J'avais fait des recherches pour trouver l'architecte A. Delessert et les recherches restant vaines, j'ai oublié cette carte postale, oublié cette architecture ne sachant quoi faire d'une telle image. Pourtant, maintenant, je me dit que c'est intéressant cet oubli de l'histoire face à l'intérêt de cette construction au moment de sa création et de cette prise de vue. Mais quoi faire de ce paradoxe ?
Je ne peux vraiment pas dire grand chose de cet architecte et encore moins de cette architecture depuis ce point de vue. Je peux juste dire que nous sommes heureux de penser qu'à une époque cette résidence avait suffisamment d'importance pour faire image de la ville de Roanne. Et puis...plus rien...oublié l'architecte, oubliée sa résidence, son impact dans la ville. 
L'immeuble est toujours là, avec toujours sa superbe grille. Il est juste à coté d'un autre immeuble que nous avions déjà aimé ici :
On pourrait donc penser que les constructions modernes de Roanne avaient trouvé dans la proximité de ce parc tout le loisir d'une expression franche et moderne, faisant monter leurs verticales dans une ville bien ancienne. Élan moderniste !
Google Map nous permet de mieux comprendre d'ailleurs l'intégration de notre immeuble de A. Delessert dans la ville. On note un traitement de rez-de-chaussée comme un socle bien plus brutaliste que le reste de l'immeuble, opposition franche entre les services sur la rue et l'élan des logements de la résidence. C'est bien fait, bien dessiné, presque un archétype du petit immeuble moderne pour maquette de chemin de fer. 
Elle a fière allure cette résidence ! Et la carte postale ne lui rend pas assez hommage finalement en la perdant dans la verdure.
Alors rien ne me permet de rebondir, d'accrocher le nom de l'architecte Delessert à une autre production ni à une école, une filiation. Vous savez comme j'aime rebondir d'une carte postale à une autre.
Mais qu'importe ! Voilà que je mets un tout petit peu de lumière sur Monsieur Delessert. Espérons que ce message trouvera un écho pour le replacer dans l'histoire. Cette réalisation, en tout cas, le mérite.
Je suis certain que quelqu'un viendra ici nous dire toute la place que mérite de retrouver Monsieur Delessert dans l'histoire d'une certaine architecture moderne. 





jeudi 7 mars 2024

Le ciel est parfait



Que pourrais-je dire de plus ?
Et cette question ne se pose pas seulement pour cette carte postale du C.N.I.T mais pour l'ensemble de ce blog.

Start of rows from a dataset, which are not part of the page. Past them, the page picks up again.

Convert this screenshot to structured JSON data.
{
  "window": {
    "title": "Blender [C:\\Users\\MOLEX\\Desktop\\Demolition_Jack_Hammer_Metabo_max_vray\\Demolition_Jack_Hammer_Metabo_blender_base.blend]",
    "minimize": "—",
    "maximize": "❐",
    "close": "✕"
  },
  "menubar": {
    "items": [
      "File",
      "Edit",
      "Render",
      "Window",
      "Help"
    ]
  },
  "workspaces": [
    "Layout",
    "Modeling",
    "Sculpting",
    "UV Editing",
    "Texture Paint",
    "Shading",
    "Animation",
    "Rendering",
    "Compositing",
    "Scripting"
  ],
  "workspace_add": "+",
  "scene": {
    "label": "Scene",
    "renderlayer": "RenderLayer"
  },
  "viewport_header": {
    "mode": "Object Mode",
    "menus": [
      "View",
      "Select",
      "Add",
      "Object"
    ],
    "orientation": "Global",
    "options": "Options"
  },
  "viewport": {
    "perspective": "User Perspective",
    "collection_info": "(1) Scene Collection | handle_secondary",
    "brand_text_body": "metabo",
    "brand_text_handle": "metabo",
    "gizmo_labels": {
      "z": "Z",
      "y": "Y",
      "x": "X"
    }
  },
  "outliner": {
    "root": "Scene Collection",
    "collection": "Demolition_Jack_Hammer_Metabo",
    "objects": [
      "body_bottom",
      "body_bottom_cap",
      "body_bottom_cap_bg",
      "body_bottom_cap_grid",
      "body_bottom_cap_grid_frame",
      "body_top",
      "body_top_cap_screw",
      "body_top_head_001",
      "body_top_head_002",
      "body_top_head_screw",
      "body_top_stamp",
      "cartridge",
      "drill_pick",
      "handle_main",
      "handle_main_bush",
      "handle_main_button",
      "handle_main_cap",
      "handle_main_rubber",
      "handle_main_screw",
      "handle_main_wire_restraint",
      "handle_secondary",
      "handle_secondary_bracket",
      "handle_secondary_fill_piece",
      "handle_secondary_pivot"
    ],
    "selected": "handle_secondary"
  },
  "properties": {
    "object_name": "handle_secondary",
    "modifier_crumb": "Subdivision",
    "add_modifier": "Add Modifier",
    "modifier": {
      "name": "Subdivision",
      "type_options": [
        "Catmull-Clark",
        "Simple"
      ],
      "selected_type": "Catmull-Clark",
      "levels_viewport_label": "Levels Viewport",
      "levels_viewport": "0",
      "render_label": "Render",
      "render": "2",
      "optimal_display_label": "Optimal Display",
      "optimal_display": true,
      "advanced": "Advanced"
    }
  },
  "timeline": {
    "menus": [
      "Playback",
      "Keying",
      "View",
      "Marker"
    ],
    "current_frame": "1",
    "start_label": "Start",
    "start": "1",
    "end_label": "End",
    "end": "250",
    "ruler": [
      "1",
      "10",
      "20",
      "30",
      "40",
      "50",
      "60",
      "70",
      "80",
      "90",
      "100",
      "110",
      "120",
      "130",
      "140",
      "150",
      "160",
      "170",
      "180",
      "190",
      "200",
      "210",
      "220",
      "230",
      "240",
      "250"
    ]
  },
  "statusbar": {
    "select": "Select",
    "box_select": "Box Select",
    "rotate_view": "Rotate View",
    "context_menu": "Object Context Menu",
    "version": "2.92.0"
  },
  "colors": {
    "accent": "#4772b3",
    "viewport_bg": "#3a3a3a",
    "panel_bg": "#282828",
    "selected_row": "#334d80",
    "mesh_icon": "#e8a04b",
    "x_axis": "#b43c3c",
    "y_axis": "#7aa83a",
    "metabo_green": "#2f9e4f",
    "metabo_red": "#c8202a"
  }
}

Ce matin, après donc une très longue interruption, en rangeant des cartes postales qui trainaient, je retrouve ces deux cartes postales de ce Palais comme le nomme l'éditeur Leconte et je me dis que, tout de même, je pourrais bien vous les montrer.
D'abord parce que les travaux, les constructions, les chantiers sont assez peu représentés en carte postale. L'impermanence n'est pas l'amie du commerce qui préfère bien plus des images qui resteront toujours d'actualité même après quelques années sur un tourniquet.
Ici, le photographe resté anonyme nous cadre donc le C.N.I.T à un moment bien beau de son chantier. Les trois voûtes sont décoffrées, toutes fraiches, mais les pans de verre ne sont pas encore posées, ce qui laisse le vide passer encore au travers.
On note avec étonnement qu'un S.I.C.O.B y est déjà installé ! Ce qui explique le nombre d'automobiles garées. Cela devait être bien étrange de venir ici, sous de telles voûtes, venir voir un salon et cela devait être aussi bien spectaculaire !
Comme j'aurais aimé voir ça et faire plein de photographies en stéréoscopie avec mon boitier Richard F40 !
Avec mon compte-fil, je trouve des pancartes bien intéressantes qui nous donnent le noms de quelques entreprises : Baudet, Donon, Roussel pour les constructions métalliques et Coignet, on imagine pour la structure béton.
La photographie est superbe. Le ciel tout particulièrement.
On regrette qu'aujourd'hui ce beau bâtiment, sans doute l'un des plus beaux et audacieux de l'époque en France, soit aujourd'hui littéralement écrasé sous la dalle de La Défense. Et, malgré mon vertige, j'aurai peut-être eu l'audace de monter sur les échelles pour visiter les collines de béton et voir Paris depuis leur sommet. Enfin...je rêve...
J'aurai aussi aimer faire la visite avec Jean-Michel Lestrade qui aurait pu m'indiquer les particularités techniques.
Réjouissons-nous alors de la présence des images et des voyages qu'elles nous offrent.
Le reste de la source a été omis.